Nipun: Do something priceless. Quite literally. Create value that can’t be measured by GDP. If we ask ourselves, “What is this worth?” and if we can’t up with an easy answer, then we’re probably on the right track. A piece of art, our parents love, hug from a friend. Our dominant paradigm has conditioned us to equate wealth with financial capital. Sure, money is a form of wealth but there are so many other forms of wealth — time, community, attention, nature, culture, compassion. As we engage with the priceless, we just might create a happier world.
Ruth: Be kind to others.
Shamash: Stop running. Take a breath. Notice where you’re going and what you’re doing. Transformation in the world is rooted in self transformation. If we have greater peace, love and joy within our own hearts, we can’t help but spread that love to others. And as every single person is connected to others with six degrees of separation (I think!), global transformation becomes a highly possible reality.
Education is key.
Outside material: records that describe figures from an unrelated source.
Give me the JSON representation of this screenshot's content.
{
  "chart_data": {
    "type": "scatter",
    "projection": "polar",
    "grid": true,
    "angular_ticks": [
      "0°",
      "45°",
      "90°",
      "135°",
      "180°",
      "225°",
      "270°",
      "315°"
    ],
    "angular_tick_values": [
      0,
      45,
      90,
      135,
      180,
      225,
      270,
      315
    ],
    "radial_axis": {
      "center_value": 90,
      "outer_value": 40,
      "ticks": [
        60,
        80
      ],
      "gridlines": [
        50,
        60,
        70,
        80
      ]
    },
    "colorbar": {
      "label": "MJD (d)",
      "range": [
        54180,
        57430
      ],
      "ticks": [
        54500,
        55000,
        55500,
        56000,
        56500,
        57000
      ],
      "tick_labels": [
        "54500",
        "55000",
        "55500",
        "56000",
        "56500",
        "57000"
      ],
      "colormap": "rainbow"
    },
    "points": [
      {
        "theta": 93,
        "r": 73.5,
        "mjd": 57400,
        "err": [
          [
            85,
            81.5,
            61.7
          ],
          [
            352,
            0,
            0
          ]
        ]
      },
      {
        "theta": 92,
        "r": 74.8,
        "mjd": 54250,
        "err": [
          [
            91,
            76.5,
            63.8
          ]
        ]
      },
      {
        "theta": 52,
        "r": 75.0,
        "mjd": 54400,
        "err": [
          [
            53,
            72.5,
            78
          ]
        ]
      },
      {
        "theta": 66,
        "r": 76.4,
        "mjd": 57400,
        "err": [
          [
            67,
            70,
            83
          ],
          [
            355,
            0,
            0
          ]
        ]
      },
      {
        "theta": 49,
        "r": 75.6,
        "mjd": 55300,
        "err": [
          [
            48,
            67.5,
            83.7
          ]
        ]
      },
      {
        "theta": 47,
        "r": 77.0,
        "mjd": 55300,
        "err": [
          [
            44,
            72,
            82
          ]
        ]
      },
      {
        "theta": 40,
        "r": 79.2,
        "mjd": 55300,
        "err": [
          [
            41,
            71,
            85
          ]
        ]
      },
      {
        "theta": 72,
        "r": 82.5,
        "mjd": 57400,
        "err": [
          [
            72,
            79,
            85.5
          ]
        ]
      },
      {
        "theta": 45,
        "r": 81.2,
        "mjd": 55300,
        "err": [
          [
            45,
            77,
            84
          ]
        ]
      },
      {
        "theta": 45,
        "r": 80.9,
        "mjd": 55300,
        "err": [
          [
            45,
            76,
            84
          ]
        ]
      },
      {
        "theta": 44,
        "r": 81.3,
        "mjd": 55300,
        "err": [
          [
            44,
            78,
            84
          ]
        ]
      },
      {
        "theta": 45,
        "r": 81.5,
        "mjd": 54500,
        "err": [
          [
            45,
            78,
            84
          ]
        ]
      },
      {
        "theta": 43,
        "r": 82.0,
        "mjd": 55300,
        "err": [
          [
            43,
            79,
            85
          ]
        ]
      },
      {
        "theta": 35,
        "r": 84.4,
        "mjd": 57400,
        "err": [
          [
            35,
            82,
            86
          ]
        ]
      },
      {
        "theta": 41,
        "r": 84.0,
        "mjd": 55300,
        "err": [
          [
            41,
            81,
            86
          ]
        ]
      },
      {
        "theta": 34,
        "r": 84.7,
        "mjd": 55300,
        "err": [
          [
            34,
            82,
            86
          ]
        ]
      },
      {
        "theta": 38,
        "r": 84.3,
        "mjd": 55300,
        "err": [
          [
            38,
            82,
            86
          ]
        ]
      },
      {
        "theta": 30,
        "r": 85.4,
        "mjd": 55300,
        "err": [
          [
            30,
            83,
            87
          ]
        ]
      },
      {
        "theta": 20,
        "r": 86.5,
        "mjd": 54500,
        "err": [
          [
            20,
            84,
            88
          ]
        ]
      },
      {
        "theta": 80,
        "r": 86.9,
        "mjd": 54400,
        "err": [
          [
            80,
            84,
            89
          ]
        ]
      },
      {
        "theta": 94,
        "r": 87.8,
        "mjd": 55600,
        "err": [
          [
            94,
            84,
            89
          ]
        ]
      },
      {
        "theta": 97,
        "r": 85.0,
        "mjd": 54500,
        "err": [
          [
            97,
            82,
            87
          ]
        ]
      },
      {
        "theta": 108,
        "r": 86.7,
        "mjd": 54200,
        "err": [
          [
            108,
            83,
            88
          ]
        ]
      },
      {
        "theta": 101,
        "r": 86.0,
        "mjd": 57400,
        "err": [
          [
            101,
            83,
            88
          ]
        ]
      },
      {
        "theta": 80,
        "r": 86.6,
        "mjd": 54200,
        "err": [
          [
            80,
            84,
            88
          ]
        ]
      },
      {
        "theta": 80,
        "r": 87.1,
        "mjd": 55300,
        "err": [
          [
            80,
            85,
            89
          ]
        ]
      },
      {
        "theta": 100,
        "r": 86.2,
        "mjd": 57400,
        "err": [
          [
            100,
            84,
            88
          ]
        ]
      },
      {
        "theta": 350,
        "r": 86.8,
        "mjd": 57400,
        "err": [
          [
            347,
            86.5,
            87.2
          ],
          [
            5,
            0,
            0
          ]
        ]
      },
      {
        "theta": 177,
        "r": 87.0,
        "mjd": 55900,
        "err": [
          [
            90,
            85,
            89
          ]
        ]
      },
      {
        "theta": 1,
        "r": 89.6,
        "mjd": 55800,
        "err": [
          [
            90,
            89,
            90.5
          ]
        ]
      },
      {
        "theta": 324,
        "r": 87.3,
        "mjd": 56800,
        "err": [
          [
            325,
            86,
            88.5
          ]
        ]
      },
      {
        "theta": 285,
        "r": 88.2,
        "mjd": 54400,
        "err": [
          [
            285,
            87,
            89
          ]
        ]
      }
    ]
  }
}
If the younger generation is educated in looking after the wellbeing of themselves, those around them and our precious planet, rather than just in maths, english and science, our future becomes filled with much hope. The millennial generation is already showing greater interest in health and positive experiences, rather than just more ‘stuff’, and that’s another very hopeful sign of a better and happier world for us all.
Sarah: Hug more. Especially strangers.